В комнате было пусто. На лавке у окна — перевернутая корзинка, из которой вывалилось, свисая на пол, какое-то женское шитье. Простой деревянный шкаф открыт. Одежды в нем нет, только на крючке висит, видимо забытый, старенький поясок. На столе — чугунок с остывшей уже похлебкой и тарелка с остатками еды, а стул от стола отодвинут, будто сидевший вскочил, чем-то потревоженный, да так и не вернулся к брошенному обеду.
Видно, недавно бывшие здесь люди внезапно покинули дом, взяв с собой только самое необходимое. Петька вышел на крыльцо и огляделся. Неужели он опоздал и сюда? Недолго постояв, мальчик двинулся обратно в Псков.
На одной из окраинных улиц он натолкнулся на Зозулю. За эти тревожные дни толстяк похудел, его обычно не выразительное лицо осунулось и стало живее.
— Петька! — бросился он к приятелю. — Я тебя всюду ищу. Мальчишки сказали, что Фомку…
— Да, — остановил его Петька, — увезли. Видно, теперь всё. Ты помолчи, знаешь, не надо…
Мальчишки замолчали.
— Петь, прервал молчание Зозуля. — Давай к дядьке моему уедем, на Белов. Мать теперь меня пустит. Она сама сказала. Она все эти дни меня на ключ запирала, чтобы я не бегал. Сегодня только забыла, вот я и ушел.
— На Белов? — в раздумье произнес Петька. — Нет. Спасибо. Только я туда не поеду.
— Здесь останешься жить?
— И здесь не останусь. В лес пойду, к партизанам, — решительно закончил он.
— Как же ты их найдешь? Ведь они ото всех скрываются.
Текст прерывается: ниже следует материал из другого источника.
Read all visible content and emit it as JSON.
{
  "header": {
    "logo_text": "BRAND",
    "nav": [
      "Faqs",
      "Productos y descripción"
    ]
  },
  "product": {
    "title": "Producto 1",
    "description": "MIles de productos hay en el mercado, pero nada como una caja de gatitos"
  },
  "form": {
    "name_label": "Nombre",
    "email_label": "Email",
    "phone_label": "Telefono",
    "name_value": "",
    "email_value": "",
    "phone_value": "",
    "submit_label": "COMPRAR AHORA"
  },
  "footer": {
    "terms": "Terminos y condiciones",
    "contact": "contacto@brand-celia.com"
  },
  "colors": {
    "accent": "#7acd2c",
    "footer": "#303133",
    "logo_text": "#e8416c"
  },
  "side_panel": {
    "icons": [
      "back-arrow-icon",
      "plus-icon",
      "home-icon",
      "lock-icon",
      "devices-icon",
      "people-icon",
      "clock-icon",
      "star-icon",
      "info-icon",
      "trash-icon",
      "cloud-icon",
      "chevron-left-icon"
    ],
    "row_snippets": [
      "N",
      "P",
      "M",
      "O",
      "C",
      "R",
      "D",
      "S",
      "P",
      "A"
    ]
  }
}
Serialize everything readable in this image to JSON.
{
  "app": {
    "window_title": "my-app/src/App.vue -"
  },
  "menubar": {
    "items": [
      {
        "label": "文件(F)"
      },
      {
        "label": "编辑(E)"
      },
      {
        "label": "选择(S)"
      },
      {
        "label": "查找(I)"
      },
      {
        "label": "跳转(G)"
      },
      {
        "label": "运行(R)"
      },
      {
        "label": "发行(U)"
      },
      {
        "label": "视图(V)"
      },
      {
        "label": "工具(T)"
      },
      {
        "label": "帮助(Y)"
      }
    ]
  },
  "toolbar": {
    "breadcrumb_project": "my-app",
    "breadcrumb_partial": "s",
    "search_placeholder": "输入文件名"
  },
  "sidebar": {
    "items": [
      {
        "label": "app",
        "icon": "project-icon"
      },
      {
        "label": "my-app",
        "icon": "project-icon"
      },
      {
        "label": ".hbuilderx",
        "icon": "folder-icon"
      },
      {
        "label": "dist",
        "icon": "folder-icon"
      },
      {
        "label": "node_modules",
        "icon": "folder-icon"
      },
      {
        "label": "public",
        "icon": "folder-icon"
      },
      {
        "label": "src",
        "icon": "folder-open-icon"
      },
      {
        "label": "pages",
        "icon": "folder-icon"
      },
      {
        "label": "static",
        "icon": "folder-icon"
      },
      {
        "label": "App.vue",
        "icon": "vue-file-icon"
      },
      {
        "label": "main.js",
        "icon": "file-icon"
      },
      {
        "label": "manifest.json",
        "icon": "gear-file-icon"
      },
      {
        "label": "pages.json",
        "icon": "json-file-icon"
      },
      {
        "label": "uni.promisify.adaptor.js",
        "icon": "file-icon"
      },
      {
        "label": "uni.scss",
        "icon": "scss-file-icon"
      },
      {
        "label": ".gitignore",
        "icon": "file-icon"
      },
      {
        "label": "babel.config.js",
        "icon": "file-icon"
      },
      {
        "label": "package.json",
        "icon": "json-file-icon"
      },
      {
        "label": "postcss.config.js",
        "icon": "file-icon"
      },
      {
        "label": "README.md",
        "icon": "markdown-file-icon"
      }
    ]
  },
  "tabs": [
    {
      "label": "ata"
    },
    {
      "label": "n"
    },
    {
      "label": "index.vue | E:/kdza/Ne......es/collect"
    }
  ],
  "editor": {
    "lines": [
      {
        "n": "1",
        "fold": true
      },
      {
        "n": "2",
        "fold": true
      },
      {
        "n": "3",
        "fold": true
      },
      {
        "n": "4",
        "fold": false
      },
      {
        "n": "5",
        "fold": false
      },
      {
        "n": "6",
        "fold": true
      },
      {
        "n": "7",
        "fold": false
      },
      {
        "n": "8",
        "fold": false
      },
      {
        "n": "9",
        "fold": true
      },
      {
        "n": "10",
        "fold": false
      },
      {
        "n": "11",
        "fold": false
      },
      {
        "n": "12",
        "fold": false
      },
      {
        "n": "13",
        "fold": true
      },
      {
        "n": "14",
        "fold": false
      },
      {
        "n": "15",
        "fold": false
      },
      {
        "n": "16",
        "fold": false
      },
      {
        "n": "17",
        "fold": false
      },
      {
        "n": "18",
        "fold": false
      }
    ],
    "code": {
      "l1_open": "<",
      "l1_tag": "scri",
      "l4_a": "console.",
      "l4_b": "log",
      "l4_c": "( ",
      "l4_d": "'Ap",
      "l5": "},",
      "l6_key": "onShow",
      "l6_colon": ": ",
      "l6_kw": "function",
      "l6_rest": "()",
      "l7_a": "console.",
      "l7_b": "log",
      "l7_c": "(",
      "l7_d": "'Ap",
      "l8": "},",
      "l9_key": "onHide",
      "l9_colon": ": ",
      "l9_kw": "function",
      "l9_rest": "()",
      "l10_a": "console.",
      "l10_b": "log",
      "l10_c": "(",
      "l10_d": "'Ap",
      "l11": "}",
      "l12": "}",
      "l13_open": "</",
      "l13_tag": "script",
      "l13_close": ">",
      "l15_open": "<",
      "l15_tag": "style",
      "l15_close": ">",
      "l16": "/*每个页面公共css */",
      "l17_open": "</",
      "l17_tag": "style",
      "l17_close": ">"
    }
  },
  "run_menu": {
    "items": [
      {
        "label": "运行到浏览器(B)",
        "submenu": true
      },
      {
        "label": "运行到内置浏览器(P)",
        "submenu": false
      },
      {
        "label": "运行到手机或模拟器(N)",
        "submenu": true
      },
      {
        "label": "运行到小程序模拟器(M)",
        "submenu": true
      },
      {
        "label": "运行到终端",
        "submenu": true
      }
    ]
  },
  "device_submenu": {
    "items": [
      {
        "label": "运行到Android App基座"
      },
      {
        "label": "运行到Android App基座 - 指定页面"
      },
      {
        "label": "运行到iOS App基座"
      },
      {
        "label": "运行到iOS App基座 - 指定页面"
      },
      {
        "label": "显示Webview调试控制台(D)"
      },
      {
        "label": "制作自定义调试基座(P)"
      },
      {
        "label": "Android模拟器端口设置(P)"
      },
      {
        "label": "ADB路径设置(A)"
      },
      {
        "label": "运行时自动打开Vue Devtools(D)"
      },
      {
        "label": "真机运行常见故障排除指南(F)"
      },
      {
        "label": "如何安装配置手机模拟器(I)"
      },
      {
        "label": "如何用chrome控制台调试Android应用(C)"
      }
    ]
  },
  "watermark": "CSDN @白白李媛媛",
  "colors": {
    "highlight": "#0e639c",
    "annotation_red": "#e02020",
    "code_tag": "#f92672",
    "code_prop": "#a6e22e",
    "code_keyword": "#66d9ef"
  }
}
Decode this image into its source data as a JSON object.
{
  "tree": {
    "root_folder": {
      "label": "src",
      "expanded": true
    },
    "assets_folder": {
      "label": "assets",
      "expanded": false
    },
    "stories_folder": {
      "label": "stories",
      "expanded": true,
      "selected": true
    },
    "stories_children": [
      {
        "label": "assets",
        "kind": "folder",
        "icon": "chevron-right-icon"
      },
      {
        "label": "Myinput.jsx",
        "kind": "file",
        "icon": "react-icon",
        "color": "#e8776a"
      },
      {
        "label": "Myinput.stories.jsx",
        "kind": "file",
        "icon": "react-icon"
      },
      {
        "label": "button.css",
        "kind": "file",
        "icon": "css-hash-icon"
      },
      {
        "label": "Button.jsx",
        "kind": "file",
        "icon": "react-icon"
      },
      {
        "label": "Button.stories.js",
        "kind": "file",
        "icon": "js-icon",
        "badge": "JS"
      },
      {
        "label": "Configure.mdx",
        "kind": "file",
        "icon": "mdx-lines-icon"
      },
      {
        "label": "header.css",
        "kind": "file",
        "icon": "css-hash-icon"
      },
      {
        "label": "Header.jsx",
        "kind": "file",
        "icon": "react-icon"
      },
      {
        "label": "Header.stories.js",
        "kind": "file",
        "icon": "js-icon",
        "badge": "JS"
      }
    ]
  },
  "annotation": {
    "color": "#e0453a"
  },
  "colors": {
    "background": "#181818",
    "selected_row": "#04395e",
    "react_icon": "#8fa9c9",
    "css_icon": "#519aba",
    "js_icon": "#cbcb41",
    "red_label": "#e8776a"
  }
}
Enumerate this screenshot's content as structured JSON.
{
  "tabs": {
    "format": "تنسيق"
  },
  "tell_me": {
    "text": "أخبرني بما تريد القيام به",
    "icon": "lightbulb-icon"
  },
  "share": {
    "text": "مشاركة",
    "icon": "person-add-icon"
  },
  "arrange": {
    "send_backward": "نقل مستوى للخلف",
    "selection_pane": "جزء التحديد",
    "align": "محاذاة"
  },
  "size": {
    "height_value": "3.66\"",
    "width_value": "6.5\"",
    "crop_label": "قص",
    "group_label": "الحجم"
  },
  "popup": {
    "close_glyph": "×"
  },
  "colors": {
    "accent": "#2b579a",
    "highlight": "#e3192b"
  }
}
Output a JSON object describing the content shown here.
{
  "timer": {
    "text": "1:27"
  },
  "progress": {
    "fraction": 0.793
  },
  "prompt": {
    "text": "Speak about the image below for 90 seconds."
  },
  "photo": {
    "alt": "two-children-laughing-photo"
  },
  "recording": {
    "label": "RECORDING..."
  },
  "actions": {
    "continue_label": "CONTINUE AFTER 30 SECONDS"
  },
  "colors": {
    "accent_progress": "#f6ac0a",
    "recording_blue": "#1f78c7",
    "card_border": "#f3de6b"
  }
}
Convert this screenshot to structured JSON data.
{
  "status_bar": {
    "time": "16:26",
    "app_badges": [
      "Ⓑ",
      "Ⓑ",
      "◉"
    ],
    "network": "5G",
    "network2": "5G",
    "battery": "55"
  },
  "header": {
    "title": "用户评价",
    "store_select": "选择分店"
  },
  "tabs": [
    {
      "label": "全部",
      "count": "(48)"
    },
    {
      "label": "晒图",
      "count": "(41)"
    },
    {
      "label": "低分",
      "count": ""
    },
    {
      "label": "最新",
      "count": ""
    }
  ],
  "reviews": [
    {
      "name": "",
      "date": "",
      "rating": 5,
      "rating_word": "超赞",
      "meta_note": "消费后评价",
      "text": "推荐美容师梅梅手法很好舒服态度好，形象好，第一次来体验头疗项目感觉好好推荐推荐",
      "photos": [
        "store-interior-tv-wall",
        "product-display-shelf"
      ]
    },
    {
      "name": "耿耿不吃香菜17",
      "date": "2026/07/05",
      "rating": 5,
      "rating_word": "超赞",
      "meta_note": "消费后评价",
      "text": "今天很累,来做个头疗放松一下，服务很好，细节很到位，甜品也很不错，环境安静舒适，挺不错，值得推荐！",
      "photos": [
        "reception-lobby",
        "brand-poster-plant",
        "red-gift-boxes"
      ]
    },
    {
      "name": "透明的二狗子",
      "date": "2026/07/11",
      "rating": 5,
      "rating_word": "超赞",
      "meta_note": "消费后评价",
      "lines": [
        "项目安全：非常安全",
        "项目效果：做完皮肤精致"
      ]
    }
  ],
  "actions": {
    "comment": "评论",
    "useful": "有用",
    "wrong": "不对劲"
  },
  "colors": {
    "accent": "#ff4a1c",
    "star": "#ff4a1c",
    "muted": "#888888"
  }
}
— Найду, — с уверенностью вымолвил Петька. — Мне без них нельзя теперь.
Зозуля вдруг торопливо расстегнул курточку и начал отрывать пришитый огромными стежками самодельный внутренний карман, наглухо зашитый и сверху. Оттуда он вытащил тщательно сложенную пачку денег.
— На, — сунул он ее Петьке в руки. — На, бери… В дороге понадобятся.
И, видя, что товарищ в нерешительности смотрит на него, прибавил:
— Ты бери, ничего… Это не от нее. Это мне еще до войны папа давал, я копил на фотоаппарат. Видишь, советские. Я всё берег, думал к дядьке бежать, а сейчас мать сама отправит. Ты бери…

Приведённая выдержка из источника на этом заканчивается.